O Brasil não tem a menor condição de entrar em nenhum tipo de guerra contra os EUA, nem guerra comercial ou conflito diplomático em que corra o risco de ser considerado país inimigo pela maior potência econômica e militar do planeta. Isso poderá escalar para um rompimento ou afastamento sério que acabará prejudicando os negócios mútuos, desestabilizando toda a região com graves consequências geopolíticas e geoeconômicas. Recomenda-se, portanto, a máxima prudência. O contrário do que Lula vem fazendo.
Não é espírito de independência o que move Lula ao provocar Trump, dia sim e outro também, e sim uma irresponsabilidade. Está escalando o conflito por motivos vis, apenas para obter vantagens eleitorais. Como não conseguiu, via propaganda oficial, aumentar seus índices de popularidade, Lula apelou para a patriotada fácil, querendo reunir a população em torno dele contra inimigos externos e internos e, para tanto, insuflando um nacionalismo populista de folhetim. O objetivo final, entretanto, é eleitoreiro: rotular quem não o apoia como traidor da pátria para batê-lo mais facilmente nas urnas de 2026 - mesmo que não seja um bolsonarista e nada tenha a ver com o trumpismo.
Trump está errado, é claro, mas não só em relação ao Brasil e sim ao conjunto das nações democráticas, tradicionais aliadas dos Estados Unidos. Trump está errado porque é um nacional-populista autoritário, portanto, iliberal, que está erodindo a democracia americana e destruindo a ordem liberal internacional.
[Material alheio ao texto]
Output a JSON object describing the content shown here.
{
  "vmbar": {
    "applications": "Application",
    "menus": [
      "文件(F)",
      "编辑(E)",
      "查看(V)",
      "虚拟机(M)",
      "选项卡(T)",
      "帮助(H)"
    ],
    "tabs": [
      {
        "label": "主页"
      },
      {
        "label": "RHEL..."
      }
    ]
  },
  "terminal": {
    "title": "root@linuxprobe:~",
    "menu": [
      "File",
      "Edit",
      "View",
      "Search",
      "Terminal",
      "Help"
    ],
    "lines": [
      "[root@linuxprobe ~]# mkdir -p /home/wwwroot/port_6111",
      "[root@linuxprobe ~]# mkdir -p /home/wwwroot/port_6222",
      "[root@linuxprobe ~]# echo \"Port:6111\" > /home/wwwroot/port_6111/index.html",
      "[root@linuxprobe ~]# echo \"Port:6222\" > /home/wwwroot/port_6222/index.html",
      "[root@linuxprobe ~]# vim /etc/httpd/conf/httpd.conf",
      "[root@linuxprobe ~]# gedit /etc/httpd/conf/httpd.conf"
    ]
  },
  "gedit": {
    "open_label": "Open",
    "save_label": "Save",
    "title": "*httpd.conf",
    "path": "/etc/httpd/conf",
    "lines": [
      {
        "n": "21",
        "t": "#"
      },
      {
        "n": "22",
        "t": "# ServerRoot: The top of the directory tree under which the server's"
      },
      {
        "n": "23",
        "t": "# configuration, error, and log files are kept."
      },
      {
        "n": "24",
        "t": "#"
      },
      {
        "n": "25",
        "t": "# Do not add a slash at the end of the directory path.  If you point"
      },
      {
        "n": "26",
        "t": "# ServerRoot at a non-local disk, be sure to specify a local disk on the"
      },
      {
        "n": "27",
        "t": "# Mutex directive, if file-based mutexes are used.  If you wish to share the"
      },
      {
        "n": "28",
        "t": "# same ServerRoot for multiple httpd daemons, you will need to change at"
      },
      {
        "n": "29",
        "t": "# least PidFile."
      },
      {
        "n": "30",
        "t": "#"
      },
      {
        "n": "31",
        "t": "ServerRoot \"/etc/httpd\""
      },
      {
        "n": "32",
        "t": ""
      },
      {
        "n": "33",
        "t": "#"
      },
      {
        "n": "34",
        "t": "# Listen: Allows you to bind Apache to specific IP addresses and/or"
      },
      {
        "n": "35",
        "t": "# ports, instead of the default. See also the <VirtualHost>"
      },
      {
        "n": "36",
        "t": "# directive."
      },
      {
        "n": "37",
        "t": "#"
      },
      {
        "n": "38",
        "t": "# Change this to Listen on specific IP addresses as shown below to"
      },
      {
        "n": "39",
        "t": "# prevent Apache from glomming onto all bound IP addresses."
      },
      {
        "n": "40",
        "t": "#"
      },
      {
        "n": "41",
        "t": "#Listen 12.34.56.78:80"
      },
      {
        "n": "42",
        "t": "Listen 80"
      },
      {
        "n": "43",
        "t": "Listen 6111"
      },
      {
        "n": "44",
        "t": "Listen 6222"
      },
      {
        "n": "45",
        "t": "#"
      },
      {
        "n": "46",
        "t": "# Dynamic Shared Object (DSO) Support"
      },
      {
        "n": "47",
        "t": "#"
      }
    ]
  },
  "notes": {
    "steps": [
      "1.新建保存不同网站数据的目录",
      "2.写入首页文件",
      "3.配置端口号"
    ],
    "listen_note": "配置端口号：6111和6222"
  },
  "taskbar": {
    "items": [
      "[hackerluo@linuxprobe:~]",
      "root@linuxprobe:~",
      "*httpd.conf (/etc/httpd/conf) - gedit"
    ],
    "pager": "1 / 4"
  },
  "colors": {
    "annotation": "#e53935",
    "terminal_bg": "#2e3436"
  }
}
Trump está errado ao decretar sanções tarifárias contra o Brasil que atingem empresas e pessoas que nada têm a ver com o governo Lula.
Mas nada disso torna Lula certo. Lula não está certo ao alinhar o Brasil ao eixo autocrático (Rússia, China, Irã etc.) contra as democracias liberais. Lula não está certo ao se aproveitar do Brics para atacar (praticamente sozinho) o dólar como moeda de referência internacional. Lula não está certo ao querer se promover como a principal liderança do Sul Global (uma espécie de terceiro-mundismo requentado) usando uma retórica revolucionária mofada, típica do século 20, em desafio não apenas ao governo dos Estados Unidos, mas ao ocidente democrático como um todo.
Trump e Lula estão, por razões distintas, ambos errados. Acontece infelizmente na história.
Mas é preciso apontar os erros políticos fundamentais de Lula, não seus defeitos incorrigíveis, perfunctórios. Por exemplo, Lula não é homofóbico porque disse que Pelotas exportava viados, muito menos racista porque escarneceu do negro desdentado. Isso faz parte da cultura em que ele nasceu e viveu grande parte da vida. Embora qualquer outro que fizesse isso seria apedrejado em praça pública pela esquerda identitarista.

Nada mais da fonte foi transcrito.